Chinese PM states confidence in U.S. economy
China’s prime minister expressed confidence Friday in the US economy as he held talks with visiting Vice President Joe Biden after a historic downgrade of the United States’ top-notch credit rating.
China is the largest foreign holder of US debt, and Biden has used his first official visit to China since becoming vice president to reassure the country’s leaders that their investment remains safe.
Premier Wen Jiabao said Biden’s “clear message” had served to boost investor confidence in the United States, the world’s largest economy, which earlier this month came within days of a devastating default on its debts.
“It is important that you’ve sent a very clear message to the Chinese public that the United States will keep its word and obligations with regard to its government debt,” Wen told Biden at a meeting Friday.
“It will preserve the safety, liquidity and value of US Treasuries.

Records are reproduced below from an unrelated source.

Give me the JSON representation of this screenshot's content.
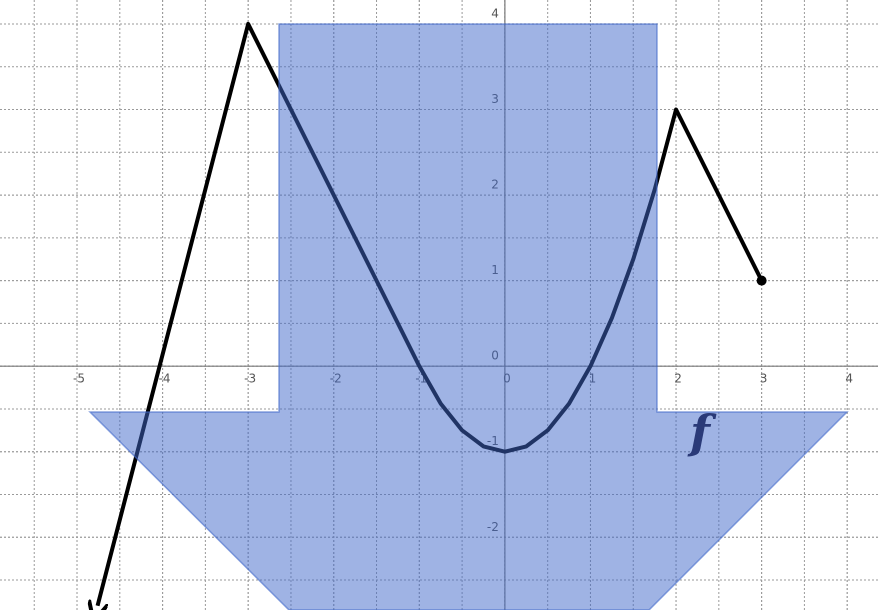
{
  "chart_data": {
    "type": "line",
    "annotation": "f",
    "xlim": [
      -5.9,
      4.36
    ],
    "ylim": [
      -2.85,
      4.28
    ],
    "xticks": [
      -5,
      -4,
      -3,
      -2,
      -1,
      0,
      1,
      2,
      3,
      4
    ],
    "yticks": [
      -2,
      -1,
      0,
      1,
      2,
      3,
      4
    ],
    "grid": true,
    "grid_step": 0.5,
    "series": [
      {
        "color": "#000000",
        "start_marker": "arrow",
        "end_marker": "dot",
        "x": [
          -4.76,
          -3,
          -1,
          -0.75,
          -0.5,
          -0.25,
          0,
          0.25,
          0.5,
          0.75,
          1,
          1.25,
          1.5,
          1.75,
          2,
          3
        ],
        "values": [
          -2.8,
          4,
          0,
          -0.4375,
          -0.75,
          -0.9375,
          -1,
          -0.9375,
          -0.75,
          -0.4375,
          0,
          0.5625,
          1.25,
          2.0625,
          3,
          1
        ]
      }
    ]
  }
}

I’m sure that will give a boost to investors’ confidence in the US economy.”
Wen echoed earlier comments by Biden’s Chinese counterpart Xi Jinping, who is widely expected to be named as the country’s next leader in 2012, and who is hosting the five-day official visit.
Xi’s statement that the US economy was “highly resilient” and had a “strong capacity of self repair” was in stark contrast to a barrage of criticism in China’s state-run media.
China, the world’s number two economy, which held around $1.17 trillion in US Treasury bonds at the end of June, watched nervously as a political impasse brought Washington close to default this month.
In a commentary published ahead of Biden’s arrival on Wednesday, the state news agency Xinhua warned that the August 2 debt deal was insufficient to resolve what it called the “runaway debt problem” in the world’s largest economy.
Calling America’s debt a “ticking time bomb,” it urged Biden to “assure Chinese leaders of Washington’s capacity, will and commitment to tackle its fiscal and economic challenges”.
Vice President Xi also stressed the need to restore confidence in the global markets, as stock markets plummeted after a fresh warning that the US and eurozone economies were close to a double-dip recession.
“Destabilizing factors confronting world recovery have intensified, posing new challenges to economic growth and the businesses of our two countries,” he said.
“Under such circumstances, what is most important is to reinforce confidence, as confidence is more precious than gold.”
Xi also said China’s economy — which is shifting towards a greater reliance on domestic demand — would be a boon for the United States, and would not suffer a “hard landing”.
“In the next five years, China is expected to import over $8 trillion of commodities and by 2015, total retail sales are expected to reach 32 trillion yuan ($5 trillion),” he said.
“That will create greater business opportunities for American businesses.”
China and the United States have signed deals worth nearly $1 billion during Biden’s trip, according to a US official who requested anonymity.
His visit is aimed partly at building ties with Xi, who remains virtually unknown in US policy circles, and also comes amid growing concern in the United States about China’s rights record.
Washington this week appealed to Beijing to free prominent rights lawyer Gao Zhisheng, who has defended some of China’s most vulnerable people including Christians and coal miners, and has not been heard of since last year.
As part of the trip, Xi will take Biden to the southwestern city of Chengdu, just 300 kilometres (186 miles) from Daofu county where a monk set himself on fire and died in an apparent protest Monday, sparking a crackdown.
In Chengdu, the two vice presidents will dine at an informal restaurant and Biden will deliver a speech, according to Tony Blinken, the vice president’s national security adviser.
The state-run Global Times newspaper reported Wednesday that the boomtown has already attracted investment from 189 of the Fortune 500 firms.
Biden will then visit Mongolia and close US ally Japan.